À cette fin, le Sénat avait originellement prévu que, dans cette éventualité, les départements auraient le choix de changer de région sous certaines conditions. Je veux parler du droit d’option. Au vu des modifications du texte apportées par l’Assemblée nationale et notre commission spéciale, j’ai le sentiment que cette possibilité que veut rouvrir le Gouvernement a été largement vidée de sa substance. En d’autres termes, les conditions posées rendent en l’état cette éventualité pratiquement inapplicable.

Hier, par la voix du Premier ministre, puis par celle du ministre de l’intérieur, le Gouvernement s’est déclaré favorable au droit d’option facilité. Je pense vraiment que nous gagnerions en crédibilité en mettant fin à la situation paradoxale que nous avons créée en commission spéciale. Pour ce faire, je ne vois que deux possibilités : soit amender significativement le texte qui nous est soumis, soit supprimer le droit d’option puisque tout montre qu’il n’aboutira à rien dans les conditions actuelles.

Nous devons donc faciliter l’exercice du droit d’option qui permettra d’aboutir à la carte des régions la plus pertinente possible, en donnant la parole aux territoires, donc aux citoyens, directement concernés. Il ne s’agit de rien de moins que de « faire confiance à l’intelligence territoriale », pour reprendre le titre d’un rapport d’information produit par notre assemblée. C’est par le droit d’option que la carte des régions françaises pourra être finalisée, en prenant en compte plus précisément les situations régionales dans leurs diversités.

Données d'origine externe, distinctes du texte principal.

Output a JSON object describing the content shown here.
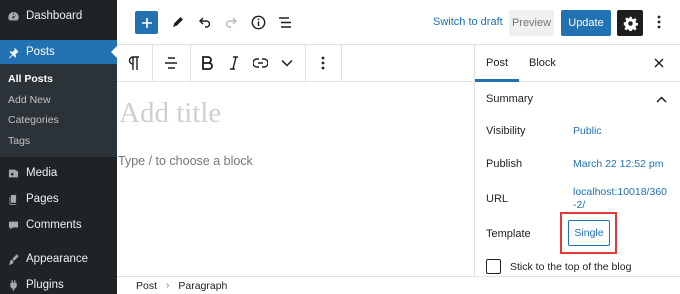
{
  "sidebar": {
    "items": [
      {
        "label": "Dashboard",
        "icon": "dashboard-icon"
      },
      {
        "label": "Posts",
        "icon": "pin-icon",
        "active": true
      },
      {
        "label": "Media",
        "icon": "media-icon"
      },
      {
        "label": "Pages",
        "icon": "pages-icon"
      },
      {
        "label": "Comments",
        "icon": "comment-icon"
      },
      {
        "label": "Appearance",
        "icon": "brush-icon"
      },
      {
        "label": "Plugins",
        "icon": "plugin-icon"
      }
    ],
    "submenu": [
      "All Posts",
      "Add New",
      "Categories",
      "Tags"
    ]
  },
  "header": {
    "switch_to_draft": "Switch to draft",
    "preview": "Preview",
    "update": "Update",
    "icons": [
      "plus-icon",
      "pencil-icon",
      "undo-icon",
      "redo-icon",
      "info-icon",
      "list-view-icon",
      "gear-icon",
      "more-vertical-icon"
    ]
  },
  "block_toolbar": {
    "icons": [
      "paragraph-icon",
      "align-left-icon",
      "bold-icon",
      "italic-icon",
      "link-icon",
      "chevron-down-icon",
      "more-vertical-icon"
    ]
  },
  "canvas": {
    "title_placeholder": "Add title",
    "block_placeholder": "Type / to choose a block"
  },
  "settings": {
    "tabs": [
      "Post",
      "Block"
    ],
    "panel_title": "Summary",
    "rows": {
      "visibility": {
        "label": "Visibility",
        "value": "Public"
      },
      "publish": {
        "label": "Publish",
        "value": "March 22 12:52 pm"
      },
      "url": {
        "label": "URL",
        "value_line1": "localhost:10018/360",
        "value_line2": "-2/"
      },
      "template": {
        "label": "Template",
        "value": "Single"
      }
    },
    "sticky_label": "Stick to the top of the blog"
  },
  "footer": {
    "breadcrumbs": [
      "Post",
      "Paragraph"
    ]
  },
  "colors": {
    "admin_bg": "#1d2327",
    "accent": "#2271b1",
    "highlight": "#e53935"
  }
}
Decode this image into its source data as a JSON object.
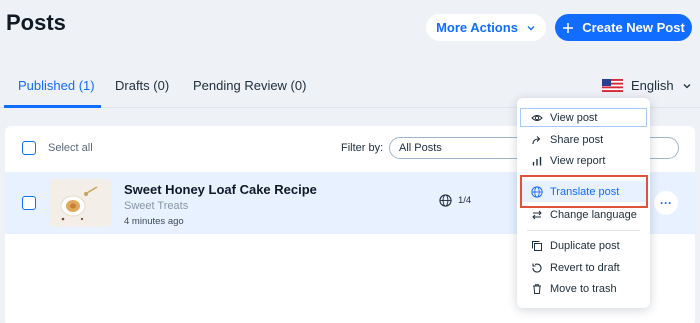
{
  "header": {
    "title": "Posts",
    "more_actions_label": "More Actions",
    "create_label": "Create New Post"
  },
  "tabs": [
    {
      "label": "Published (1)",
      "active": true
    },
    {
      "label": "Drafts (0)",
      "active": false
    },
    {
      "label": "Pending Review (0)",
      "active": false
    }
  ],
  "language": {
    "label": "English",
    "flag": "us-flag-icon"
  },
  "toolbar": {
    "select_all_label": "Select all",
    "filter_label": "Filter by:",
    "filter_value": "All Posts"
  },
  "post": {
    "title": "Sweet Honey Loaf Cake Recipe",
    "category": "Sweet Treats",
    "time": "4 minutes ago",
    "languages": "1/4",
    "more_icon": "ellipsis-icon"
  },
  "menu": {
    "items": [
      {
        "label": "View post",
        "icon": "eye-icon"
      },
      {
        "label": "Share post",
        "icon": "share-icon"
      },
      {
        "label": "View report",
        "icon": "bar-chart-icon"
      },
      {
        "label": "Translate post",
        "icon": "globe-icon"
      },
      {
        "label": "Change language",
        "icon": "swap-icon"
      },
      {
        "label": "Duplicate post",
        "icon": "duplicate-icon"
      },
      {
        "label": "Revert to draft",
        "icon": "revert-icon"
      },
      {
        "label": "Move to trash",
        "icon": "trash-icon"
      }
    ]
  },
  "colors": {
    "accent": "#116dff",
    "highlight_border": "#e0533a",
    "row_selected": "#e8f1ff",
    "background": "#eef1f6"
  }
}
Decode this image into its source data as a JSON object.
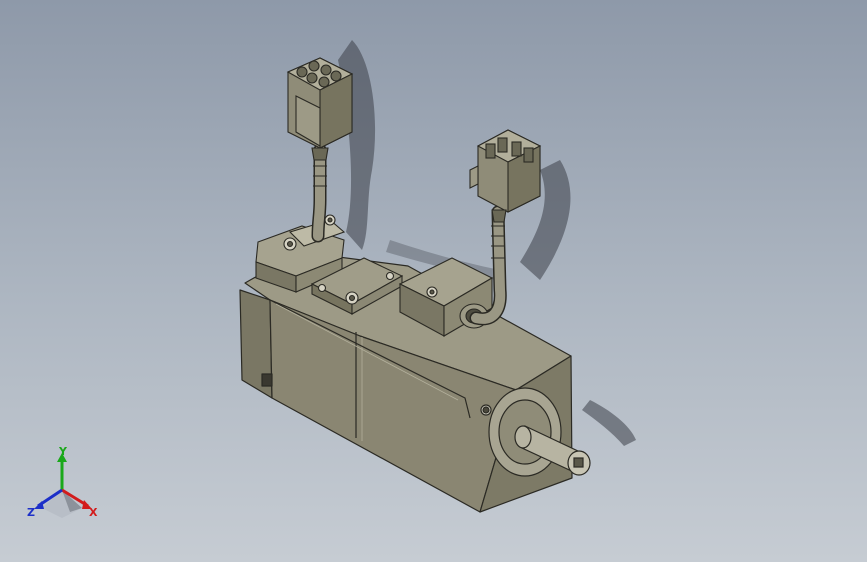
{
  "scene": {
    "background_top": "#8e99a9",
    "background_bottom": "#c6ccd3",
    "body_color": "#8a8672",
    "body_light": "#9d9a86",
    "body_dark": "#5e5b4c"
  },
  "triad": {
    "x_label": "X",
    "y_label": "Y",
    "z_label": "Z",
    "x_color": "#d21c1c",
    "y_color": "#1aa81a",
    "z_color": "#1c2fc8"
  }
}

C’est en ce sens que je vous invite, mes chers collègues, comme le propose le groupe socialiste, à ouvrir davantage ce droit d’option qui est à cet instant particulièrement verrouillé. En le faisant, nous redonnerons du sens à ce projet de loi et nous lui donnerons pleinement les moyens de son ambition. Il permettra de dessiner une nouvelle carte, mieux ajustée et plus efficiente des régions françaises, au service de l’action publique et des citoyens.

Se pose également le délai prévu pour l’exercice du droit d’option. En le limitant à la seule année 2016, la loi en restreindra les possibilités d’application. Les conseils régionaux seront installés au début du mois de janvier 2016. On peut imaginer le cas échéant des discussions, des ajustements techniques et réglementaires, qui, inévitablement, prendront du temps. Dès lors, il paraît de bon sens de revenir à un délai d’application plus étendu dans le temps, ainsi que l’Assemblée nationale l’avait prévu.

Coluche disait : « Nous sommes tous capables de fabriquer quelque chose qui ne fonctionne pas. » Mes chers collègues, il ne faudrait pas que nous lui donnions aujourd’hui raison.